Roma, 27 giu – Sicuri che il Pd possa festeggiare la vittoria alle amministrative? A giudicare dai risultati dei ballottaggi nelle principali città italiane, è indubbio che il centrosinistra a guida dem abbia ottenuto un cospicuo bottino, anche a causa del suicidio del centrodestra in alcune sue storiche roccaforti. Emblematico il caso di Verona. C’è però un dato che dovrebbe saltare agli occhi dei più attenti osservatori: il tracollo della sinistra in Toscana.
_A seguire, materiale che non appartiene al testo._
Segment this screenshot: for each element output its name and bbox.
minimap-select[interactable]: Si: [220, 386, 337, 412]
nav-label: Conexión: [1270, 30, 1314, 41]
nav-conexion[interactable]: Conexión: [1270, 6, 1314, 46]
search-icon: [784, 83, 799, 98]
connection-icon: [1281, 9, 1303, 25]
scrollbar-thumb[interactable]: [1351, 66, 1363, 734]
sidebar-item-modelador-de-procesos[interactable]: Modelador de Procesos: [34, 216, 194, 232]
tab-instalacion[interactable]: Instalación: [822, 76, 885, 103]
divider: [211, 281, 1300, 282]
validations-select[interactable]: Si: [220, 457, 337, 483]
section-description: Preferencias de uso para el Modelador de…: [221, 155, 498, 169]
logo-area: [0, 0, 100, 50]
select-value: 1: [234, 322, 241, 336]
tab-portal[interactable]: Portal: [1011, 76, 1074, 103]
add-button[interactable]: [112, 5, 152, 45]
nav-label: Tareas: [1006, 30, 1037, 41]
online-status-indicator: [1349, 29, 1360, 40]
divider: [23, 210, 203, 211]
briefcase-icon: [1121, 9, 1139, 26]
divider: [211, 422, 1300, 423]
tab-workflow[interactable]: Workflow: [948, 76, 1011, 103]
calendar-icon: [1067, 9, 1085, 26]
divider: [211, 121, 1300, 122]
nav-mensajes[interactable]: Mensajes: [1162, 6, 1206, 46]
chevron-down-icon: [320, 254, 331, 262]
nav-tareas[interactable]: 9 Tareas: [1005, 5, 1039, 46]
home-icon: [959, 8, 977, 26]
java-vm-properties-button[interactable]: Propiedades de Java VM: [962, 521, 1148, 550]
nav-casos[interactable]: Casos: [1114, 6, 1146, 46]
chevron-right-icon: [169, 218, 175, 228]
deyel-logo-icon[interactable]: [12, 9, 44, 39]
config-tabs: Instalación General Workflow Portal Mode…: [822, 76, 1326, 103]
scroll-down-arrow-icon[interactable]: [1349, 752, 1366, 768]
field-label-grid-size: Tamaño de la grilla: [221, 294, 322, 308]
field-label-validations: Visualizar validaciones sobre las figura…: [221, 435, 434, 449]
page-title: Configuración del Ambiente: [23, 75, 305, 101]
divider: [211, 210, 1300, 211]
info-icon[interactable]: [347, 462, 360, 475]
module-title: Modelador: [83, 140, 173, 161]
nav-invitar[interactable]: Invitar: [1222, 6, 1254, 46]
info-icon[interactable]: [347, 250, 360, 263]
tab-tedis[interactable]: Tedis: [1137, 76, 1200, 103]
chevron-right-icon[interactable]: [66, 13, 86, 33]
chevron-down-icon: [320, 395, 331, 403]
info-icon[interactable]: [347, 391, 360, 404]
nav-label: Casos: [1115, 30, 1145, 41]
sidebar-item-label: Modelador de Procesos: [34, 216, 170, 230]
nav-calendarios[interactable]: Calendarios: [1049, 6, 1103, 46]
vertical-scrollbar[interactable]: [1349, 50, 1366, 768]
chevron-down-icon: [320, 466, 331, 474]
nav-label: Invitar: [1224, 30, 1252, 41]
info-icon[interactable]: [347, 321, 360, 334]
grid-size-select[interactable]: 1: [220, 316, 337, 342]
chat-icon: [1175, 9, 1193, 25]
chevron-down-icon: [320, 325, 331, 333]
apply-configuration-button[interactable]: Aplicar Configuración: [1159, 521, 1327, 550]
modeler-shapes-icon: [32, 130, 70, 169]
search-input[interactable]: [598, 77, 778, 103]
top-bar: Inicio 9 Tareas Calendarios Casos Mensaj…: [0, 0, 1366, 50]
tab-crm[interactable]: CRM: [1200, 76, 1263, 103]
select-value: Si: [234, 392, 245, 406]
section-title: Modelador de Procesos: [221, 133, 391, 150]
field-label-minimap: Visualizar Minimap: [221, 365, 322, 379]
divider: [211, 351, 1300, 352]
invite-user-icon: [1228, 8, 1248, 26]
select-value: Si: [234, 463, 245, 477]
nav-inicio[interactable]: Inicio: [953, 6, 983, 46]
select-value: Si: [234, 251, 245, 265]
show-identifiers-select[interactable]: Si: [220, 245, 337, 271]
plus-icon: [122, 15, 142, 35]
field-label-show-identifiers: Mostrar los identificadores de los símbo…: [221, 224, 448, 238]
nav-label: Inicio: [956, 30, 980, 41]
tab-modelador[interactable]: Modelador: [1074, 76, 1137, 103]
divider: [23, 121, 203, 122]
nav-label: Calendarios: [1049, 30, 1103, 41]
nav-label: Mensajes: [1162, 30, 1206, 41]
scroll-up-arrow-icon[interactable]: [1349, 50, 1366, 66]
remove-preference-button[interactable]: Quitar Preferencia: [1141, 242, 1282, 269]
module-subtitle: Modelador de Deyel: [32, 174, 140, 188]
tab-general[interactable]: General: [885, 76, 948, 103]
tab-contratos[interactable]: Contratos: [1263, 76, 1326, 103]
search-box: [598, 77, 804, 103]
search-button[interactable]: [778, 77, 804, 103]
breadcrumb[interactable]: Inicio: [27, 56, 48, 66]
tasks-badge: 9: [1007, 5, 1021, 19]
Non proprio un’improvvisa doccia fredda in un rovente giugno qualsiasi, semmai una inesorabile emorragia di consensi che da almeno dieci anni coinvolge il firmamento del Partito democratico. Quella che un tempo era considerata la regione “rossa” per eccellenza, inespugnabile fortino prima del Pci e poi dei post comunisti alla margarina – per dirla con Molotov – è adesso costellata di importanti città governate dal centrodestra.

Non solo Lucca, c’era una volta la rossa Toscana

Con la riconferma di Alessandro Tomasi, sindaco in quota FdI, a Pistoia e la vittoria di Mario Pardini a Lucca, in Toscana sono ben sette i capoluoghi di provincia guidati dal centrodestra: Massa, Pisa, Arezzo, Siena, Grosseto e appunto Pistoia e Lucca. In pratica la sinistra amministra appena quattro grandi città toscane: Firenze, Livorno, Prato e Carrara. Quest’ultima conquistata ieri al ballottaggio, per il Pd unica nota lieta di questa tornata elettorale nella già “rossa” regione. Siamo insomma di fronte a un “caso Toscana”, in controtendenza rispetto al piano nazionale e che è oltretutto ancora più interessante di quanto possa sembrare a prima vista. Perché negli ultimi anni a “destra” non sono passati soltanto sette capoluoghi di provincia, ma anche diversi comuni piccoli e medi. Fatta eccezione per qualche residuale Stalingrado al sapor di ribollita, la sinistra non si ritrova più i tappetti rossi di un tempo stesi nelle accidentate viuzze bucoliche.

La lingua che gli elettori non parlano

Il Pd ha dunque perso terreno anche nelle zone meno industrializzate, in quelle perle medievali che un tempo venivano controllate senza troppa fatica dal grigio immobilismo d’apparato, a suon di clientelismo e vetusti – quanto stucchevoli – richiami all’antifascismo. Alla sinistra non basta più evocare fantasmi. Il completo distacco dalla realtà, l’incapacità di assicurare oggi posti al sole agli elettori, l’arroccamento su posizioni elitarie, l’ingessata spocchia mostrata quando amministra, la sta facendo sprofondare nell’anonimato anche dove vinceva senza sforzi. Quanto successo ieri a Lucca è senza alcun dubbio degno di nota, se consideriamo che il fango gettato sui candidati avversari viene ripagato dai cittadini con sonore pernacchie. Nessuno si fa più abbindolare da certe fregnacce partorite da noiosi poltronisti, capaci di parlare la sola lingua dell’odio e di darsi alla caccia alle streghe. Eppure se la sinistra si soffermasse a ragionare – compito arduo per chi è abituato a sentenziare sparacchiando amenità – si accorgerebbe che i toscani si sono stufati da tempo della mediocrità fatta passare per eccellenza.

Farla finita con la paura

Ora però il centrodestra, a cui a livello regionale continua a mancare una valida classe dirigente, non deve commettere l’errore fatale di sedersi sugli allori. Come facevamo notare su questo giornale dopo la sconfitta alle Regionali del 2020, non basta vincere in qualche città per assicurarsi la continuità amministrativa. La sinistra in Toscana può ancora contare su gangli sistemici oliati in decenni di fedeltà al gramscianesimo. E questo continuo – quanto del tutto ingiustificato – senso di colpa che ammanta la destra italiana, questo parlare la lingua del nemico, questo fingersi altro da sé privandosi della propria identità, rischia sempre di farla perdere. Gli elettori vogliono viceversa sentire un esponente politico di destra usare le loro parole d’ordine, non quelle degli altri. Farla finita con la paura, piantarla con la soggezione psicologica. Armarsi di rigore, serietà, preparazione. Infischiarsene degli attacchi meschini, ascoltare gli elettori, mostrarsi coerenti con le scelte iniziali. La sinistra, allora, sarà sempre battibile.